ELISA Testing Protocol
Label the individual strips that will be used and aliquot reagents as the following example:
||Volume per Reaction
|Kanamycin Antibody #1
|HRP-Conjugated Ab #2
|1X Wash Solution
- Add 50 uL of each Kanamycin Standards in duplicate into different wells (Add standards to plate only in the order from low concentration to high concentration).
- Add 50 uL of each sample in duplicate into different sample wells.
- Add 50 uL of HRP-Conjugated Ab#2 to each well and 50 uL of Kanamycin Antibody #1 to each well. Mix well by gently rocking the plate manually for 30s.
- Incubate the plate for 30 minutes at room temperature (20 – 25°C / 68 – 77°F). (Avoid direct sunlight and cold bench tops during the incubation. Covering the microtiter plate while incubating is recommended).
- Wash the plate 4 times with 250 uL of 1X Wash Solution. After the last wash, invert the plate and gently tap the plate dry on paper towels (Perform the next step immediately after plate washings. Do not allow the plate to air dry between working steps).
- Add 100 uL of TMB substrate. Time the reaction immediately after adding the substrate. Mix the solution by gently rocking the plate manually for 30s while incubating(Do not put any substrate back to the original container to avoid any potential contamination. Any substrate solution exhibiting coloration is indicative of deterioration and should be discarded. Covering the microtiter plate while incubating is recommended).

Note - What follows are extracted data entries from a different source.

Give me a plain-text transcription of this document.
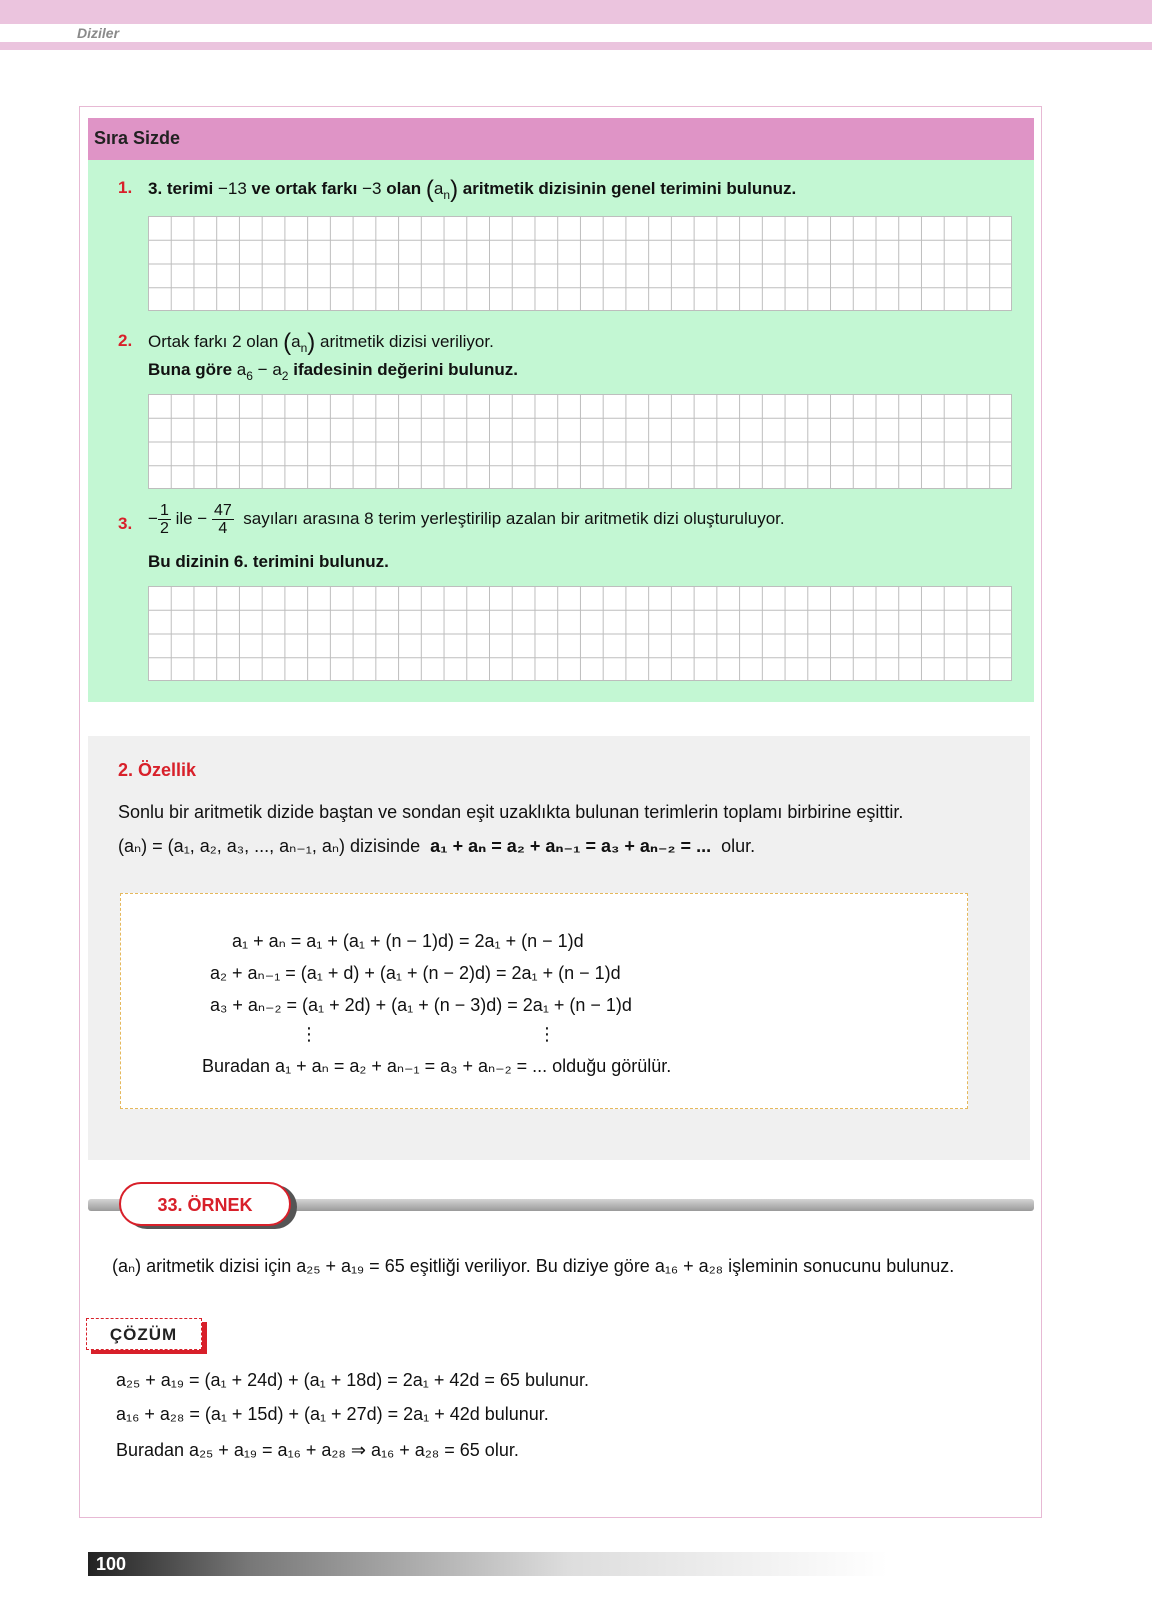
Diziler
Sıra Sizde
1. 3. terimi −13 ve ortak farkı −3 olan $(a_n)$ aritmetik dizisinin genel terimini bulunuz.
2. Ortak farkı 2 olan $(a_n)$ aritmetik dizisi veriliyor.
Buna göre $a_6 - a_2$ ifadesinin değerini bulunuz.
3. − $\frac{1}{2}$ ile − $\frac{47}{4}$ sayıları arasına 8 terim yerleştirilip azalan bir aritmetik dizi oluşturuluyor.
Bu dizinin 6. terimini bulunuz.
2. Özellik
Sonlu bir aritmetik dizide baştan ve sondan eşit uzaklıkta bulunan terimlerin toplamı birbirine eşittir.
(aₙ) = (a₁, a₂, a₃, ..., aₙ₋₁, aₙ) dizisinde a₁ + aₙ = a₂ + aₙ₋₁ = a₃ + aₙ₋₂ = ... olur.
a₁ + aₙ = a₁ + (a₁ + (n − 1)d) = 2a₁ + (n − 1)d
a₂ + aₙ₋₁ = (a₁ + d) + (a₁ + (n − 2)d) = 2a₁ + (n − 1)d
a₃ + aₙ₋₂ = (a₁ + 2d) + (a₁ + (n − 3)d) = 2a₁ + (n − 1)d
⋮	⋮
Buradan a₁ + aₙ = a₂ + aₙ₋₁ = a₃ + aₙ₋₂ = ... olduğu görülür.
33. ÖRNEK
(aₙ) aritmetik dizisi için a₂₅ + a₁₉ = 65 eşitliği veriliyor. Bu diziye göre a₁₆ + a₂₈ işleminin sonucunu bulunuz.
ÇÖZÜM
a₂₅ + a₁₉ = (a₁ + 24d) + (a₁ + 18d) = 2a₁ + 42d = 65 bulunur.
a₁₆ + a₂₈ = (a₁ + 15d) + (a₁ + 27d) = 2a₁ + 42d bulunur.
Buradan a₂₅ + a₁₉ = a₁₆ + a₂₈ ⇒ a₁₆ + a₂₈ = 65 olur.
100
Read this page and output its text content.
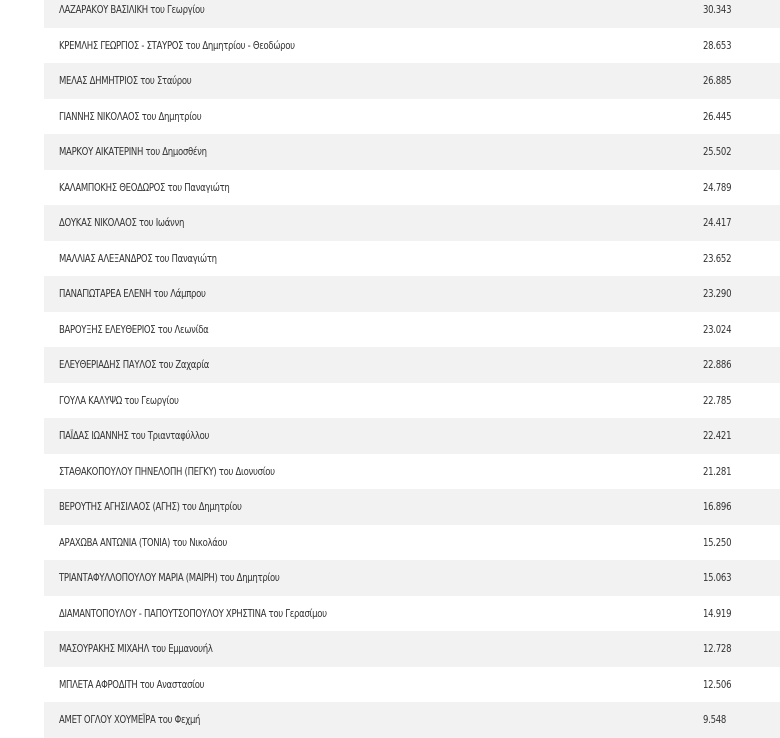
ΛΑΖΑΡΑΚΟΥ ΒΑΣΙΛΙΚΗ του Γεωργίου	30.343
ΚΡΕΜΛΗΣ ΓΕΩΡΓΙΟΣ - ΣΤΑΥΡΟΣ του Δημητρίου - Θεοδώρου	28.653
ΜΕΛΑΣ ΔΗΜΗΤΡΙΟΣ του Σταύρου	26.885
ΓΙΑΝΝΗΣ ΝΙΚΟΛΑΟΣ του Δημητρίου	26.445
ΜΑΡΚΟΥ ΑΙΚΑΤΕΡΙΝΗ του Δημοσθένη	25.502
ΚΑΛΑΜΠΟΚΗΣ ΘΕΟΔΩΡΟΣ του Παναγιώτη	24.789
ΔΟΥΚΑΣ ΝΙΚΟΛΑΟΣ του Ιωάννη	24.417
ΜΑΛΛΙΑΣ ΑΛΕΞΑΝΔΡΟΣ του Παναγιώτη	23.652
ΠΑΝΑΓΙΩΤΑΡΕΑ ΕΛΕΝΗ του Λάμπρου	23.290
ΒΑΡΟΥΞΗΣ ΕΛΕΥΘΕΡΙΟΣ του Λεωνίδα	23.024
ΕΛΕΥΘΕΡΙΑΔΗΣ ΠΑΥΛΟΣ του Ζαχαρία	22.886
ΓΟΥΛΑ ΚΑΛΥΨΩ του Γεωργίου	22.785
ΠΑΪΔΑΣ ΙΩΑΝΝΗΣ του Τριανταφύλλου	22.421
ΣΤΑΘΑΚΟΠΟΥΛΟΥ ΠΗΝΕΛΟΠΗ (ΠΕΓΚΥ) του Διονυσίου	21.281
ΒΕΡΟΥΤΗΣ ΑΓΗΣΙΛΑΟΣ (ΑΓΗΣ) του Δημητρίου	16.896
ΑΡΑΧΩΒΑ ΑΝΤΩΝΙΑ (ΤΟΝΙΑ) του Νικολάου	15.250
ΤΡΙΑΝΤΑΦΥΛΛΟΠΟΥΛΟΥ ΜΑΡΙΑ (ΜΑΙΡΗ) του Δημητρίου	15.063
ΔΙΑΜΑΝΤΟΠΟΥΛΟΥ - ΠΑΠΟΥΤΣΟΠΟΥΛΟΥ ΧΡΗΣΤΙΝΑ του Γερασίμου	14.919
ΜΑΣΟΥΡΑΚΗΣ ΜΙΧΑΗΛ του Εμμανουήλ	12.728
ΜΠΛΕΤΑ ΑΦΡΟΔΙΤΗ του Αναστασίου	12.506
ΑΜΕΤ ΟΓΛΟΥ ΧΟΥΜΕΪΡΑ του Φεχμή	9.548
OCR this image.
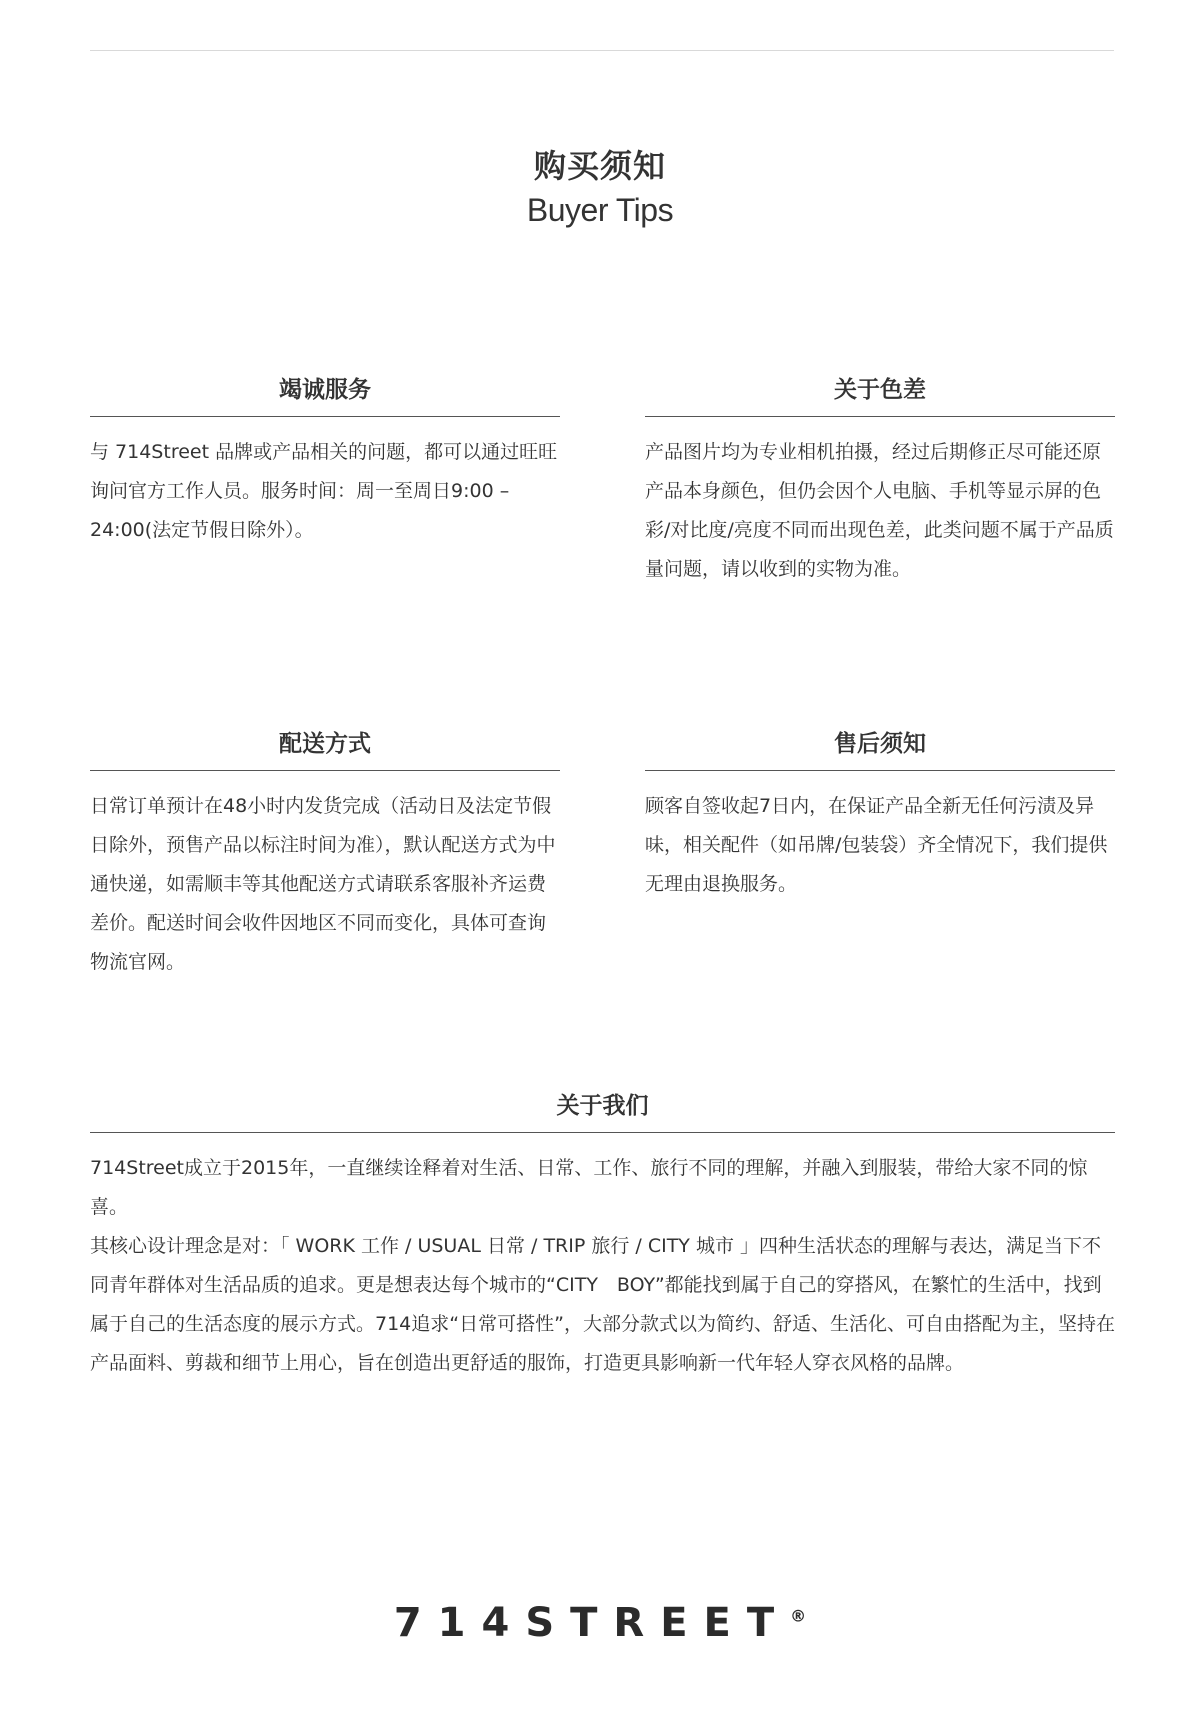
购买须知
Buyer Tips
竭诚服务
与 714Street 品牌或产品相关的问题，都可以通过旺旺询问官方工作人员。服务时间：周一至周日9:00 – 24:00(法定节假日除外）。
关于色差
产品图片均为专业相机拍摄，经过后期修正尽可能还原产品本身颜色，但仍会因个人电脑、手机等显示屏的色彩/对比度/亮度不同而出现色差，此类问题不属于产品质量问题，请以收到的实物为准。
配送方式
日常订单预计在48小时内发货完成（活动日及法定节假日除外，预售产品以标注时间为准），默认配送方式为中通快递，如需顺丰等其他配送方式请联系客服补齐运费差价。配送时间会收件因地区不同而变化，具体可查询物流官网。
售后须知
顾客自签收起7日内，在保证产品全新无任何污渍及异味，相关配件（如吊牌/包装袋）齐全情况下，我们提供无理由退换服务。
关于我们

714Street成立于2015年，一直继续诠释着对生活、日常、工作、旅行不同的理解，并融入到服装，带给大家不同的惊喜。

其核心设计理念是对：「 WORK 工作 / USUAL 日常 / TRIP 旅行 / CITY 城市 」四种生活状态的理解与表达，满足当下不同青年群体对生活品质的追求。更是想表达每个城市的“CITY　BOY”都能找到属于自己的穿搭风，在繁忙的生活中，找到属于自己的生活态度的展示方式。714追求“日常可搭性”，大部分款式以为简约、舒适、生活化、可自由搭配为主，坚持在产品面料、剪裁和细节上用心，旨在创造出更舒适的服饰，打造更具影响新一代年轻人穿衣风格的品牌。

714STREET®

- After incubating for 15 minutes at room temperature (20 – 25°C / 68 – 77°F), add 100 uL of Stop Buffer to stop the enzyme reaction.
- Read the plate as soon as possible following the addition of Stop Buffer on a plate reader with 450 nm wavelength (Before reading, use a lint-free wipe on the bottom of the plate to ensure no moisture or fingerprints interfere with the readings).